Monday, April 12, 2010

FLASHBACK: Robert S. Woods Previews 'Roseanne' Guest Appearance (1994)

ROBERT S. WOODS SHOWS THAT BO KNOWS COMEDY

By Marla Hart
Chicago Tribune
May 12, 1994

As the cowboy son of a greedy Texas oil man, with a cow chip on his shoulder and a wardrobe that could best be described as "plaid," Robert S. Woods joined the cast of ONE LIFE TO LIVE to play Bo Buchanan 15 years ago.

Since then, Woods has managed to keep the heroics interesting as Bo has been pitted against rich relations, self-destructive blonds and murderous frat boys. But this last year has offered Woods, 44, one of the greatest challenges of his daytime career: romantic comedy. Trying to do a breezy romp in a medium that thrives on plodding melodrama is not an easy task.

Still, Woods and co-star Hillary B. Smith (Nora) have done their level best to inject some sophisticated sass into the serial (1 p.m. weekdays, ABC-Ch.7), and both were recognized with Emmy nominations (the awards ceremony will be broadcast May 25).

"I've been reborn. It's what I love doing most," Woods says from his New York dressing room. "Hillary and I have a great thing going. It's a perfect place for Bo to finally be-in a mature, romantic relationship. Hopefully it will last another 15 years."

Producers have stripped Bo of his armed-and-loaded sensibility, which worked well during the "Dallas" era, and created in its place the disarmingly self-deprecating police commissioner of Llanview.

Tuesday, Woods will be romancing another actress, Roseanne Arnold, when he and "OLTL" castmates John Loprieno and Clint Ritchie guest star in-character on ROSEANNE (8 p.m., ABC-Ch. 7).

"It was great fun," Woods says. "Roseanne was a big fan of the (soap) years ago. She was asking me all kinds of questions about storyline that went back 10 or 15 years. She told me that her little town of Lanford was named after Llanview."

Woods was born in the real-life little town of Maywood in southern California. His mother worked as a cashier and his father had a dry cleaning route.

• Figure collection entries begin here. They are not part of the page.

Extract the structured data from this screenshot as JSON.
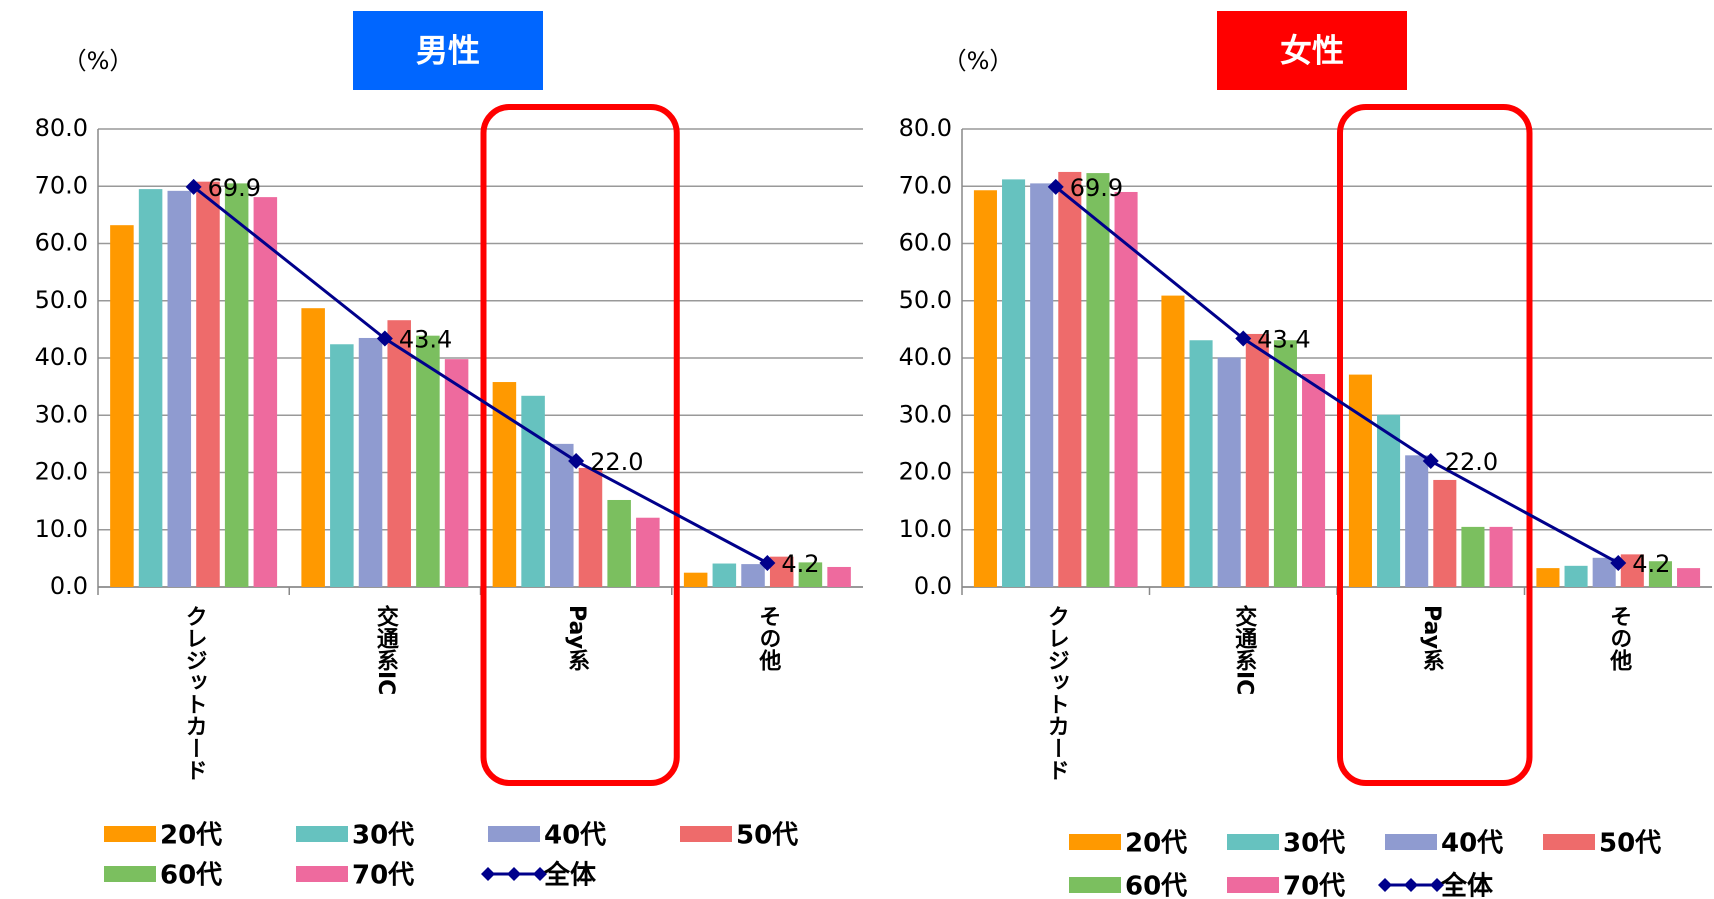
{
  "chart_data": [
    {
      "type": "bar",
      "title": "男性",
      "ylabel": "（%）",
      "categories": [
        "クレジットカード",
        "交通系IC",
        "Pay系",
        "その他"
      ],
      "ylim": [
        0,
        80
      ],
      "yticks": [
        {
          "value": 0,
          "label": "0.0"
        },
        {
          "value": 10,
          "label": "10.0"
        },
        {
          "value": 20,
          "label": "20.0"
        },
        {
          "value": 30,
          "label": "30.0"
        },
        {
          "value": 40,
          "label": "40.0"
        },
        {
          "value": 50,
          "label": "50.0"
        },
        {
          "value": 60,
          "label": "60.0"
        },
        {
          "value": 70,
          "label": "70.0"
        },
        {
          "value": 80,
          "label": "80.0"
        }
      ],
      "grid": true,
      "series": [
        {
          "name": "20代",
          "color": "#ff9900",
          "values": [
            63.2,
            48.7,
            35.8,
            2.5
          ]
        },
        {
          "name": "30代",
          "color": "#66c2bf",
          "values": [
            69.5,
            42.4,
            33.4,
            4.1
          ]
        },
        {
          "name": "40代",
          "color": "#8f9bd0",
          "values": [
            69.2,
            43.5,
            25.0,
            4.0
          ]
        },
        {
          "name": "50代",
          "color": "#ee6b6b",
          "values": [
            70.8,
            46.6,
            20.8,
            5.3
          ]
        },
        {
          "name": "60代",
          "color": "#7bbf5f",
          "values": [
            70.5,
            43.9,
            15.2,
            4.3
          ]
        },
        {
          "name": "70代",
          "color": "#ee6a9e",
          "values": [
            68.1,
            39.8,
            12.1,
            3.5
          ]
        },
        {
          "name": "全体",
          "type": "line",
          "color": "#00008b",
          "values": [
            69.9,
            43.4,
            22.0,
            4.2
          ],
          "value_labels": [
            "69.9",
            "43.4",
            "22.0",
            "4.2"
          ]
        }
      ]
    },
    {
      "type": "bar",
      "title": "女性",
      "ylabel": "（%）",
      "categories": [
        "クレジットカード",
        "交通系IC",
        "Pay系",
        "その他"
      ],
      "ylim": [
        0,
        80
      ],
      "yticks": [
        {
          "value": 0,
          "label": "0.0"
        },
        {
          "value": 10,
          "label": "10.0"
        },
        {
          "value": 20,
          "label": "20.0"
        },
        {
          "value": 30,
          "label": "30.0"
        },
        {
          "value": 40,
          "label": "40.0"
        },
        {
          "value": 50,
          "label": "50.0"
        },
        {
          "value": 60,
          "label": "60.0"
        },
        {
          "value": 70,
          "label": "70.0"
        },
        {
          "value": 80,
          "label": "80.0"
        }
      ],
      "grid": true,
      "series": [
        {
          "name": "20代",
          "color": "#ff9900",
          "values": [
            69.3,
            50.9,
            37.1,
            3.3
          ]
        },
        {
          "name": "30代",
          "color": "#66c2bf",
          "values": [
            71.2,
            43.1,
            30.1,
            3.7
          ]
        },
        {
          "name": "40代",
          "color": "#8f9bd0",
          "values": [
            70.5,
            40.1,
            23.0,
            5.1
          ]
        },
        {
          "name": "50代",
          "color": "#ee6b6b",
          "values": [
            72.5,
            44.2,
            18.7,
            5.7
          ]
        },
        {
          "name": "60代",
          "color": "#7bbf5f",
          "values": [
            72.3,
            43.1,
            10.5,
            4.5
          ]
        },
        {
          "name": "70代",
          "color": "#ee6a9e",
          "values": [
            69.0,
            37.2,
            10.5,
            3.3
          ]
        },
        {
          "name": "全体",
          "type": "line",
          "color": "#00008b",
          "values": [
            69.9,
            43.4,
            22.0,
            4.2
          ],
          "value_labels": [
            "69.9",
            "43.4",
            "22.0",
            "4.2"
          ]
        }
      ]
    }
  ]
}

The middle-class 1950s upbringing was far removed from Hollywood, he recalls.

"I thought show business was some little guy smoking a cigar in a Cadillac convertible who drives up and says, `Hey kid, do you want to be in the movies?' "

After high school, Wood recounts, "I was in the middle of college at California State in Long Beach and was classified 1A so I thought, `The heck with it.' I wanted to get away and they were looking for guys like me."

At 19, Woods joined the Army and spent 15 months in Vietnam as a (parachute) "jumper." After returning to California, he was obliged to reinvent himself.

"It was pretty strange coming back," he explains. "My friends were already working on their careers. I missed all their weddings. Clothing and hairstyles had changed. My wife, who was my girlfriend then, said I came back a different person. I probably had post-traumatic stress syndrome, but I felt that was everyone else's problem, not mine.

"You didn't talk about the whole thing very much. You're finally out of harm's way so I would think, `Put that weird little thing in the back of your head and go on.' "

Woods graduated from Long Beach with a degree in broadcasting in 1974 and the next year married his wife for the first time (they were divorced and married a second time in 1986). He soon established himself as a leading man, landing roles on THE WALTONS and PROJECT UFO (starring Jack Webb) before heading to New York in 1979 to join "OLTL."

Woods won the 1983 Emmy as best supporting actor for his work on the soap, But after a bogged-down storyline, he returned to Los Angeles in 1986, where he did some film work and TV pilots and was cast in the soap DAYS OF OUR LIVES. Six years ago, Woods left L.A. as much for personal as professional reasons and moved back to New York, rejoining "OLTL."

"Like any business, there's a lot of crap involved (in acting). Being in California and auditioning, schmoozing, networking, it became too all-consuming. When I came back to (soaps), my plan was to stay on as long as the show stayed on," says Woods, father of a 3 1/2-year-old son.

"I don't know if it makes any sense. Here we are talking about Vietnam and romantic comedy and I have to wonder," he confides. "Sometimes I look around and have a reality flash. I think of what I do for a living now and I have to chuckle.

"When I started out and people asked me if I would do daytime I said, `No, I'm not interested in that.' But soap jobs are great for people with families. It's like a real job.

"I think Tommy Lee Jones is a great actor," he says referring to this year's Academy Award winner, who appeared on "OLTL" in the early '70s. "But for every story like his, there's hundreds who have left daytime and it didn't work out. The truth is, I get to do more in a week than most actors get to do all year."